A three-day capacity building training workshop for female candidates of the impending district level elections has ended at Bole in the Northern Region.
The workshop organised by the United Nations Development Programme (UNDP) in collaboration with the National Commission for Civic Education (NCCE), Electoral Commission (EC) and the Ministry of Women and Children's Affairs equipped the 40 women participants with skills that would enhance their chances of winning the elections.
They were taken through gender equality and participation in democratic governance, leadership skill techniques, lobbying and advocacy skills, communication and presentation skills, electoral processes and the local government system in Ghana.
In an opening address read for the Minister for Women and Children's Affairs, Hajia Alimah Mahama, she attributed the low representation of women in decision-making bodies to lack of development and the unequal allocation of resources and power in society.
These, according to her, had resulted in the formidable gender issues reflected in the largest proportion of women, low recognition of the rights of women and the consequent limited representation of women in decision-making at all levels of the society.
Hajia Alimah said it was, therefore, expedient to seriously consider women participation in decision-making at the local level, not only to enhance their visibility and ultimately provide them the opportunity to contest for parliamentary seats at the national level but also to resolve the societal imbalances.
She explained that when women were engaged in local governance, they were bound to remain committed and to stay on to reform these policies especially, when they moved to higher leadership positions to be directly involved in policy formulation.
Their involvement, she noted, would also enhance transparency and strengthen good governance in the country, saying it was against this background that the Ministry found the collaboration with UNDP and other agencies on enhancing gender equality in democratic governance as not only laudable, but timely to provide basic advocacy and other related skills to women aspirants to better place them in their campaigns and beyond.
In an address read for the Bole District Chief Executive DCE, Madam Elizabeth Forgor by the District Coordinating Director, Mr Abdul Karim, she said the current focus was on strategic needs which challenged the structural causes of gender inequality and that, Ghana was enjoying a good political climate because it was promoting gender equality.
Closing the workshop, a representative of the UNDP, Madam Norma Messan said the UNDP had continued to lead the growing international consensus that, good governance and sustainable human development were indivisible and that, capacity building for good governance could be one way of eliminating poverty.
She said gender mainstreaming as an institutional and cultural transformation process should include eliminating gender biases in national and international development framework and paradigms, incorporating gender awareness into policies, programmes, institutional reforms including men to end gender inequality and developing gender sensitive tools to monitor progress and ensuring accountability.
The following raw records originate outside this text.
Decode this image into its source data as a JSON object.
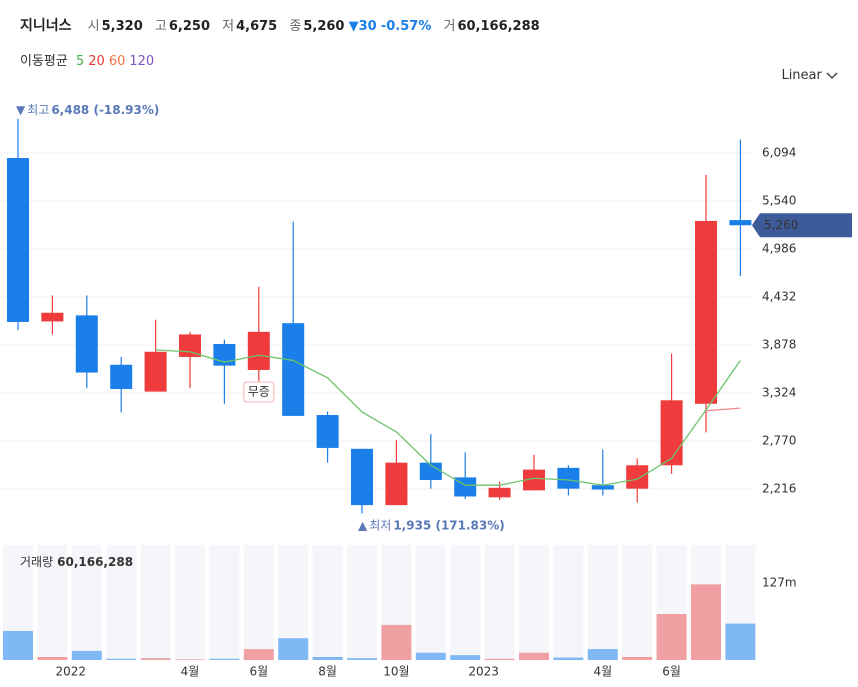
{
  "header": {
    "name": "지니너스",
    "open_label": "시",
    "open": "5,320",
    "high_label": "고",
    "high": "6,250",
    "low_label": "저",
    "low": "4,675",
    "close_label": "종",
    "close": "5,260",
    "change_marker": "▼",
    "change": "30",
    "change_pct": "-0.57%",
    "volume_label": "거",
    "volume": "60,166,288"
  },
  "ma_legend": {
    "title": "이동평균",
    "items": [
      {
        "name": "5",
        "color": "#4caf50"
      },
      {
        "name": "20",
        "color": "#e53935"
      },
      {
        "name": "60",
        "color": "#ff7043"
      },
      {
        "name": "120",
        "color": "#7e57c2"
      }
    ]
  },
  "scale_mode": "Linear",
  "chart_data": [
    {
      "type": "candlestick",
      "categories": [
        null,
        null,
        "2022",
        null,
        null,
        "4월",
        null,
        "6월",
        null,
        "8월",
        null,
        "10월",
        null,
        null,
        "2023",
        null,
        null,
        "4월",
        null,
        "6월",
        null,
        null
      ],
      "open": [
        6036,
        4150,
        4220,
        3650,
        3340,
        3740,
        3890,
        3590,
        4130,
        3070,
        2680,
        2030,
        2520,
        2350,
        2120,
        2200,
        2460,
        2260,
        2220,
        2490,
        3200,
        5320
      ],
      "high": [
        6488,
        4450,
        4450,
        3740,
        4170,
        4030,
        3940,
        4550,
        5300,
        3110,
        2680,
        2780,
        2850,
        2640,
        2300,
        2610,
        2490,
        2670,
        2570,
        3780,
        5840,
        6250
      ],
      "low": [
        4050,
        4000,
        3380,
        3100,
        3340,
        3380,
        3200,
        3460,
        3060,
        2520,
        1935,
        2030,
        2220,
        2100,
        2090,
        2200,
        2140,
        2140,
        2060,
        2390,
        2870,
        4675
      ],
      "close": [
        4144,
        4250,
        3560,
        3370,
        3800,
        4000,
        3640,
        4030,
        3060,
        2690,
        2030,
        2520,
        2320,
        2130,
        2230,
        2440,
        2220,
        2210,
        2490,
        3240,
        5310,
        5260
      ],
      "up_color": "#ef3b3b",
      "down_color": "#1a7fe8",
      "moving_averages": [
        {
          "name": "5",
          "color": "#6cc46c",
          "values": [
            null,
            null,
            null,
            null,
            3820,
            3800,
            3680,
            3760,
            3700,
            3500,
            3105,
            2875,
            2490,
            2260,
            2260,
            2340,
            2320,
            2260,
            2330,
            2570,
            3130,
            3700
          ]
        },
        {
          "name": "20",
          "color": "#f08a8a",
          "values": [
            null,
            null,
            null,
            null,
            null,
            null,
            null,
            null,
            null,
            null,
            null,
            null,
            null,
            null,
            null,
            null,
            null,
            null,
            null,
            null,
            3120,
            3150
          ]
        }
      ],
      "ylim": [
        1743,
        6648
      ],
      "yticks": [
        {
          "value": 2216,
          "label": "2,216"
        },
        {
          "value": 2770,
          "label": "2,770"
        },
        {
          "value": 3324,
          "label": "3,324"
        },
        {
          "value": 3878,
          "label": "3,878"
        },
        {
          "value": 4432,
          "label": "4,432"
        },
        {
          "value": 4986,
          "label": "4,986"
        },
        {
          "value": 5540,
          "label": "5,540"
        },
        {
          "value": 6094,
          "label": "6,094"
        }
      ],
      "grid": true,
      "current_label": "5,260",
      "max_marker": "▼",
      "max_title": "최고",
      "max_text": "6,488 (-18.93%)",
      "min_marker": "▲",
      "min_title": "최저",
      "min_text": "1,935 (171.83%)",
      "event_annotation": "무증"
    },
    {
      "type": "bar",
      "title": "거래량",
      "current": "60,166,288",
      "values": [
        48,
        5,
        15,
        2,
        3,
        1,
        2,
        18,
        36,
        5,
        3,
        58,
        12,
        8,
        2,
        12,
        4,
        18,
        5,
        76,
        125,
        60.166288
      ],
      "up_color": "#f0a0a3",
      "down_color": "#80b8f5",
      "ylim": [
        0,
        190
      ],
      "yticks": [
        {
          "value": 127,
          "label": "127m"
        }
      ]
    }
  ]
}
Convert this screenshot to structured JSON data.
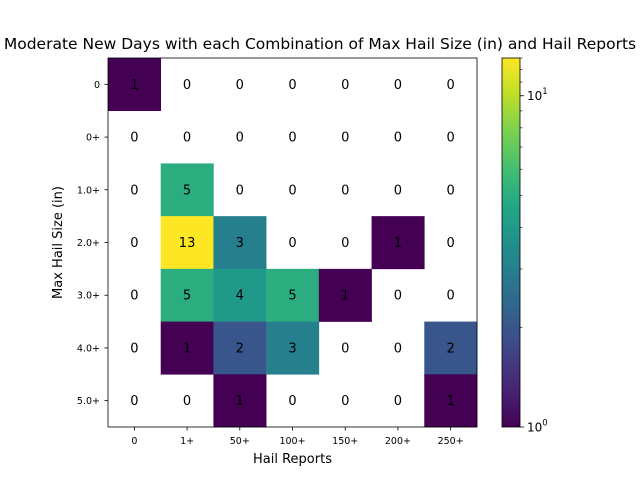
{
  "chart_data": {
    "type": "heatmap",
    "title": "Moderate New Days with each Combination of Max Hail Size (in) and Hail Reports",
    "xlabel": "Hail Reports",
    "ylabel": "Max Hail Size (in)",
    "x_categories": [
      "0",
      "1+",
      "50+",
      "100+",
      "150+",
      "200+",
      "250+"
    ],
    "y_categories": [
      "0",
      "0+",
      "1.0+",
      "2.0+",
      "3.0+",
      "4.0+",
      "5.0+"
    ],
    "values": [
      [
        1,
        0,
        0,
        0,
        0,
        0,
        0
      ],
      [
        0,
        0,
        0,
        0,
        0,
        0,
        0
      ],
      [
        0,
        5,
        0,
        0,
        0,
        0,
        0
      ],
      [
        0,
        13,
        3,
        0,
        0,
        1,
        0
      ],
      [
        0,
        5,
        4,
        5,
        1,
        0,
        0
      ],
      [
        0,
        1,
        2,
        3,
        0,
        0,
        2
      ],
      [
        0,
        0,
        1,
        0,
        0,
        0,
        1
      ]
    ],
    "colorbar": {
      "scale": "log",
      "range": [
        1,
        13
      ],
      "colormap": "viridis",
      "major_labels": [
        {
          "value": 1,
          "base": "10",
          "exp": "0"
        },
        {
          "value": 10,
          "base": "10",
          "exp": "1"
        }
      ]
    },
    "zero_cells": "blank",
    "grid": false,
    "legend": "colorbar-right"
  }
}
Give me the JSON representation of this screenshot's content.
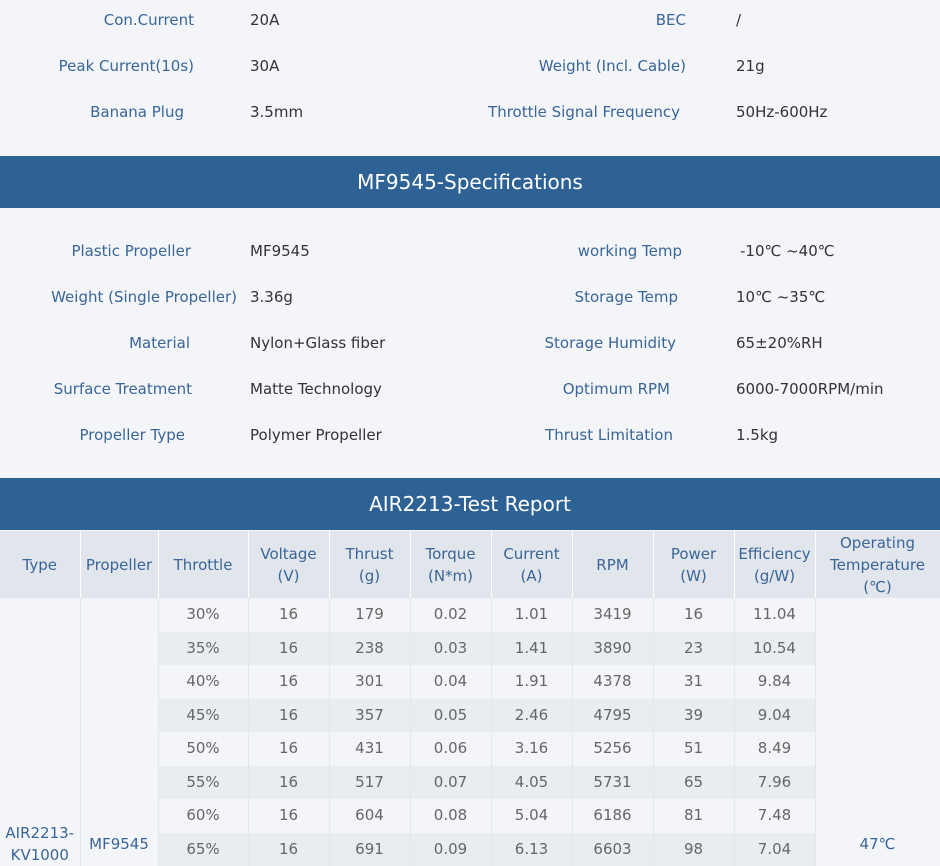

Madam Messan noted that, Beijing Five review recorded in most countries narrowing gender gabs in education and health, unprecedented number of women entering the labour force, increasing their potential participation in decision- making at various levels, starting with the household, but lamented that, even though women were increasingly active in community support system, gender disparities still persisted in public positions at all levels.
She said the fact that the majority of the world's poor were women, poverty reduction strategies, insufficiently address the differential impact of poverty by gender and inadequately target gender equality as a core objective.
Madam Messan said she was happy that the 1992 Constitution of Ghana had made provisions for appropriate measures to make democracy a reality through affording women, who were the voiceless and marginalized, to participate in decision-making at every level in national life and urged the women to take advantage of the skills they had acquired from the workshop to contest and win massively in the forthcoming District Assembly Elections.